War es im letzten Jahr noch so, dass die junge Generation, vertreten durch die Frydays-for-Future-Bewegung, die Solidarität mit der älteren Generation einforderte, die die Welt von der jüngeren Generation nur geliehen habe, und die verpflichtet sei, die richtigen Entscheidungen zu treffen, weil sie die Generation sei, die über das entsprechende Know-how verfüge und über die Machtapparate bestimme, so hat sich der Appell und das Angewiesen-Sein soeben verkehrt:

Jetzt, im Zeichen der Corona-Krise, fordert die ältere Generation Solidarität ein, in dem die jüngere Generation, die statistisch weniger gravierende Verläufe einer eventuellen Infektion zu erwarten hat, ihre sozialen Kontakte einschränken möge, um die ältere Generation, die mit mehr schweren Erkrankungen und Todesfällen zu kämpfen haben wird, zu schützen.
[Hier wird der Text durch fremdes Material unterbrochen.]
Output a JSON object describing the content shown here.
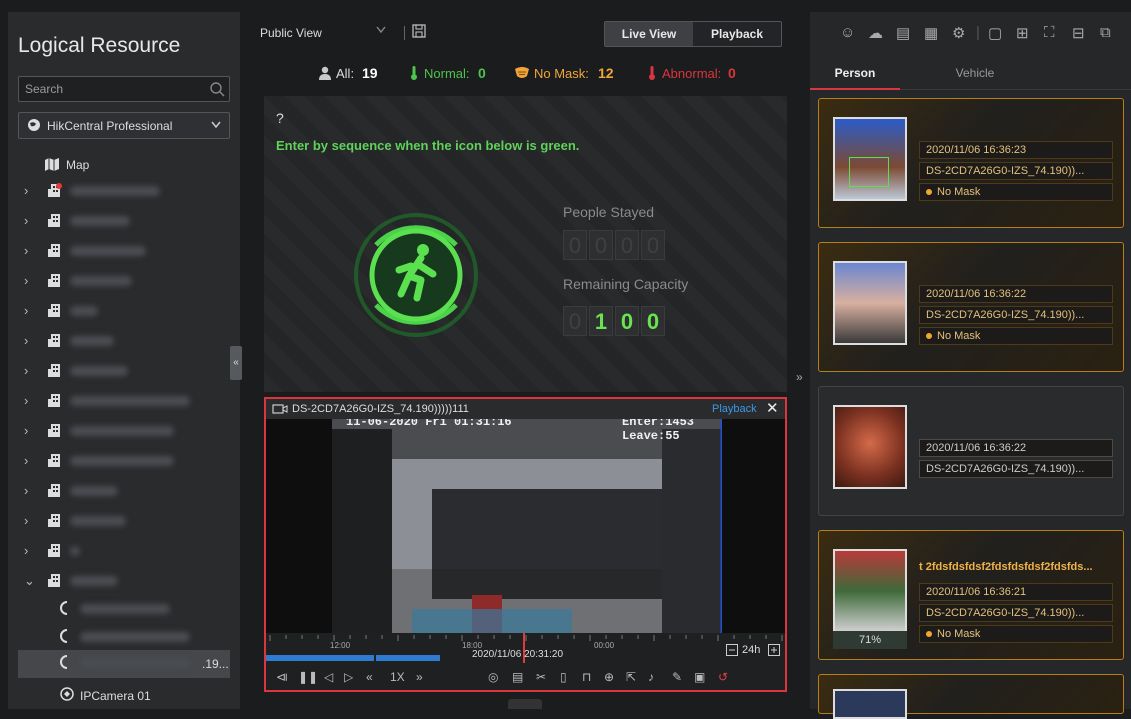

Es wäre doch schön, wenn wir als Gesellschaft daraus lernen würden, dass es bei einem Miteinander immer darum geht, dass früher oder später beide Seiten bzw. alle beteiligten Akteure aufeinander angewiesen sein werden.

Das Ausspielen der einen Seite gegen die andere mag durchaus kurzfristig Vorteile mit sich bringen; langfristig ist es meist so, dass die eine Seite, die sich kurzfristig Vorteile auf Kosten der anderen Seite verschafft hat, sich selbst damit Nachteile verschafft, manchmal sehr nachhaltige.